| Pacific Rim Symposium on Surfaces, Coatings and Interfaces (PacSurf 2016) | |
| Energy Harvesting & Storage | Tuesday Sessions |
| Session EH-TuE |
| Session: | Battery/Supercapacitor Coatings, egs., Li* Batteries & Thermo-/Piezo-electrics |
| Presenter: | Nenad Markovic, Argonne National Laboratory, USA |
| Correspondent: | Click to Email |
In recent years, improvements in the fundamental understanding of electrochemical interfaces and their role in electrocatalytic processes have started to revolutionize the development of alternative energy systems for clean energy production, storage and conversion. In many respects the subject of surface electrochemistry in aqueous environments is more advanced than the corresponding understanding of interfaces in organic solvents. This is due to a long-standing difficulty associated with developing in-situ methods that are capable of characterizing interfaces at atomic-/molecular levels in organic solvents.
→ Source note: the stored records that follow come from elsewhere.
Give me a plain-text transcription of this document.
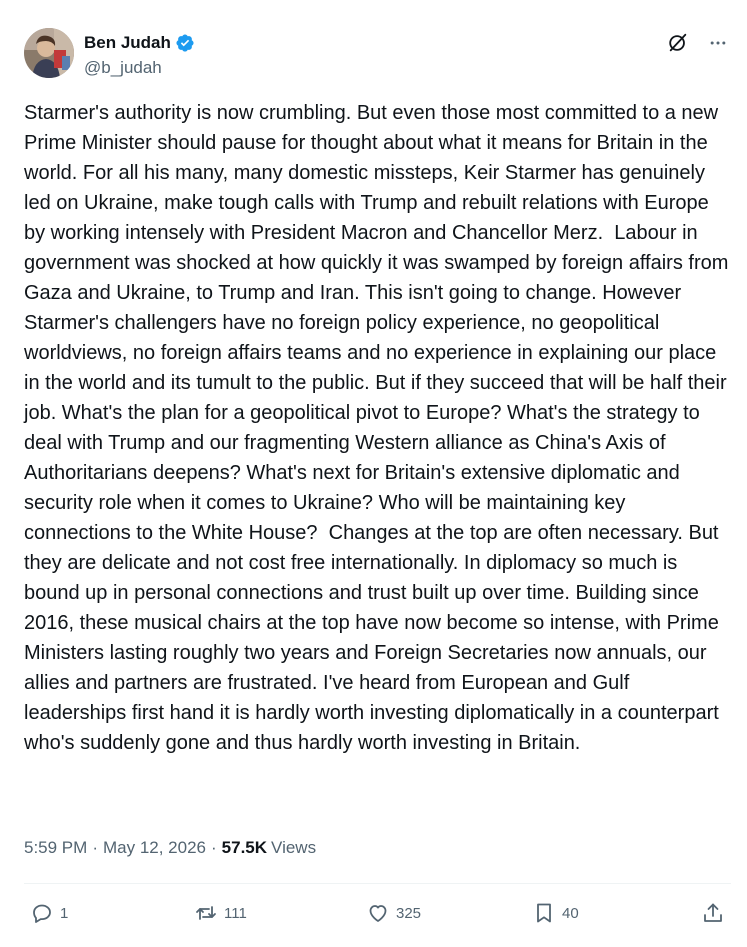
Ben Judah
@b_judah
Starmer's authority is now crumbling. But even those most committed to a new Prime Minister should pause for thought about what it means for Britain in the world. For all his many, many domestic missteps, Keir Starmer has genuinely led on Ukraine, make tough calls with Trump and rebuilt relations with Europe by working intensely with President Macron and Chancellor Merz.  Labour in government was shocked at how quickly it was swamped by foreign affairs from Gaza and Ukraine, to Trump and Iran. This isn't going to change. However Starmer's challengers have no foreign policy experience, no geopolitical worldviews, no foreign affairs teams and no experience in explaining our place in the world and its tumult to the public. But if they succeed that will be half their job. What's the plan for a geopolitical pivot to Europe? What's the strategy to deal with Trump and our fragmenting Western alliance as China's Axis of Authoritarians deepens? What's next for Britain's extensive diplomatic and security role when it comes to Ukraine? Who will be maintaining key connections to the White House?  Changes at the top are often necessary. But they are delicate and not cost free internationally. In diplomacy so much is bound up in personal connections and trust built up over time. Building since 2016, these musical chairs at the top have now become so intense, with Prime Ministers lasting roughly two years and Foreign Secretaries now annuals, our allies and partners are frustrated. I've heard from European and Gulf leaderships first hand it is hardly worth investing diplomatically in a counterpart who's suddenly gone and thus hardly worth investing in Britain.
5:59 PM · May 12, 2026 · 57.5K Views
1	111	325	40
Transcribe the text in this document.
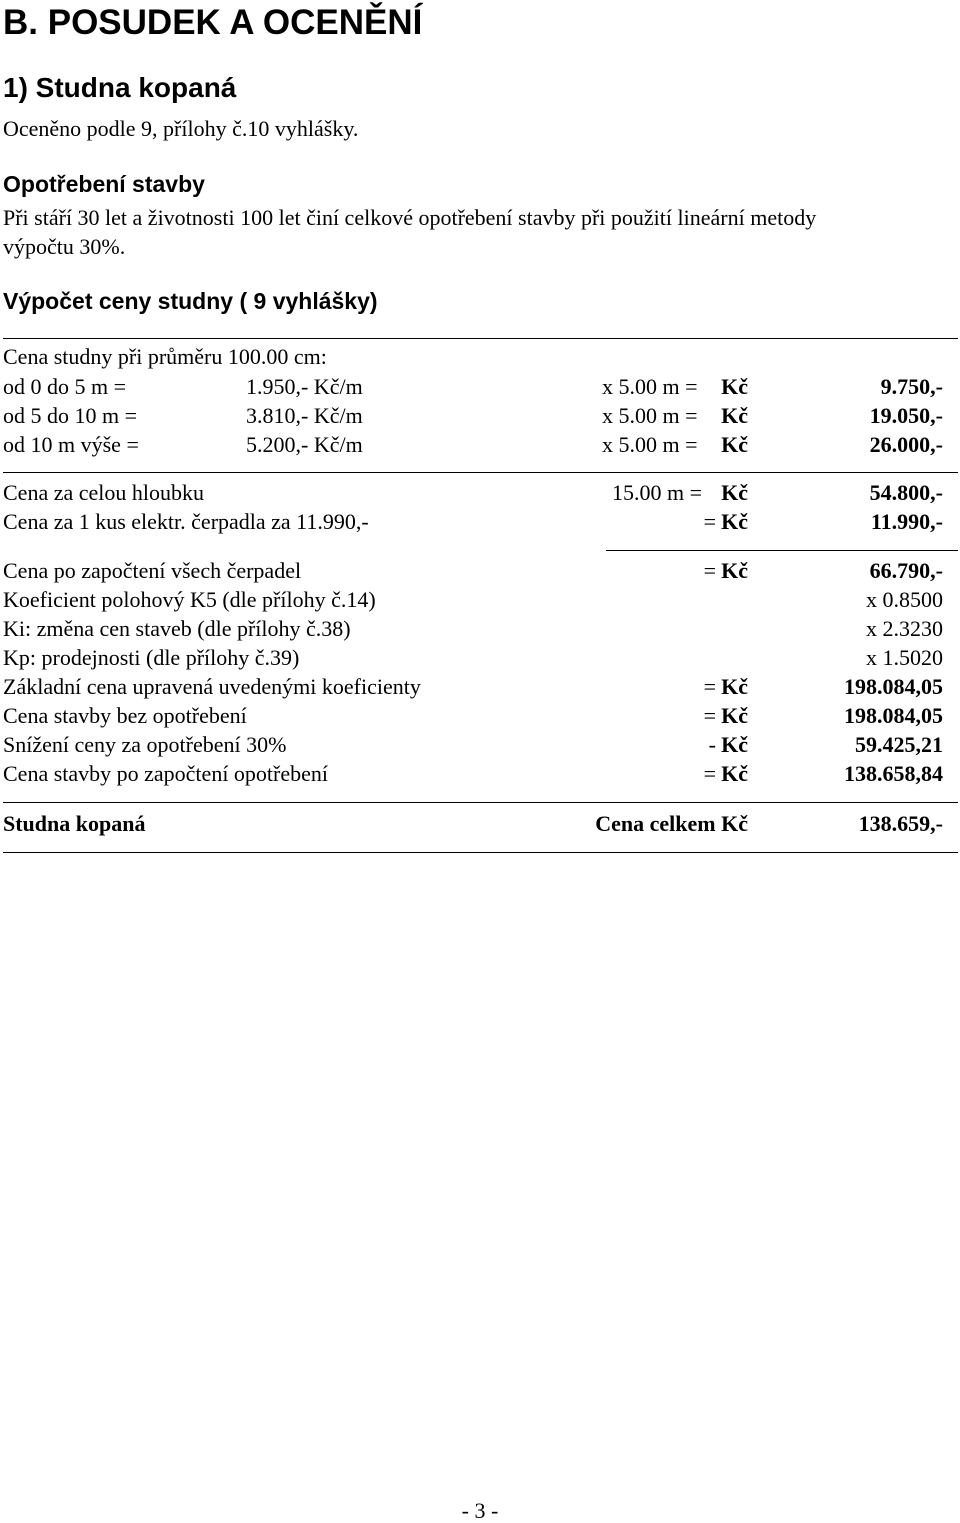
B. POSUDEK A OCENĚNÍ
1) Studna kopaná
Oceněno podle 9, přílohy č.10 vyhlášky.
Opotřebení stavby
Při stáří 30 let a životnosti 100 let činí celkové opotřebení stavby při použití lineární metody
výpočtu 30%.
Výpočet ceny studny ( 9 vyhlášky)
Cena studny při průměru 100.00 cm:
od 0 do 5 m =	1.950,- Kč/m	x 5.00 m = Kč	9.750,-
od 5 do 10 m =	3.810,- Kč/m	x 5.00 m = Kč	19.050,-
od 10 m výše =	5.200,- Kč/m	x 5.00 m = Kč	26.000,-
Cena za celou hloubku	15.00 m = Kč	54.800,-
Cena za 1 kus elektr. čerpadla za 11.990,-	= Kč	11.990,-
Cena po započtení všech čerpadel	= Kč	66.790,-
Koeficient polohový K5 (dle přílohy č.14)	x 0.8500
Ki: změna cen staveb (dle přílohy č.38)	x 2.3230
Kp: prodejnosti (dle přílohy č.39)	x 1.5020
Základní cena upravená uvedenými koeficienty	= Kč	198.084,05
Cena stavby bez opotřebení	= Kč	198.084,05
Snížení ceny za opotřebení 30%	- Kč	59.425,21
Cena stavby po započtení opotřebení	= Kč	138.658,84
Studna kopaná	Cena celkem Kč	138.659,-
- 3 -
This intrinsic disparity in understanding, however, has a tendency to mask the inherently close ties that exist between interfacial phenomena in aqueous and organic environments [1]. In this presentation, by building a bridge between these two artificially differentiated types of interfaces will allow for us to define the landscape of parameters that control the coupled roles of surface structure, chemical identity, electrostatic field, solvation and other related factors that determine the functional links between activity, selectivity and stability of any electrochemical interface. Selected example will be discussed, ranging from oxygen electrochemistry to metal deposition of Mg all the way down to intercalation processes on well-defined single crystal oxide materials. We identify the profound impact of trace levels of H2O (<3ppm) on the kinetics of Mg deposition as well Mg intercalation in a layered V2O5 compound. Two types of water has been found; a “bad water”, that via the formation of MgO and Mg(OH)2 passive films inhibits Mg deposition as well as a “good water” that helps intercalation of Mg2+ into V2O5 structures [2]. We conclude that understanding the complexity of electrochemical interfaces would open new avenues for design and deployment of alternative storage systems.
References:
1. V.R. Stamenkovic, D. Strmcnik, P. Lopes, and N.M. Markovic, Nature Materials (2016), in press.
2. S. Tepavcevic, C. Johnson, N.M. Markovic and T. Rajh, ACS Nano 9 (2015) 8194.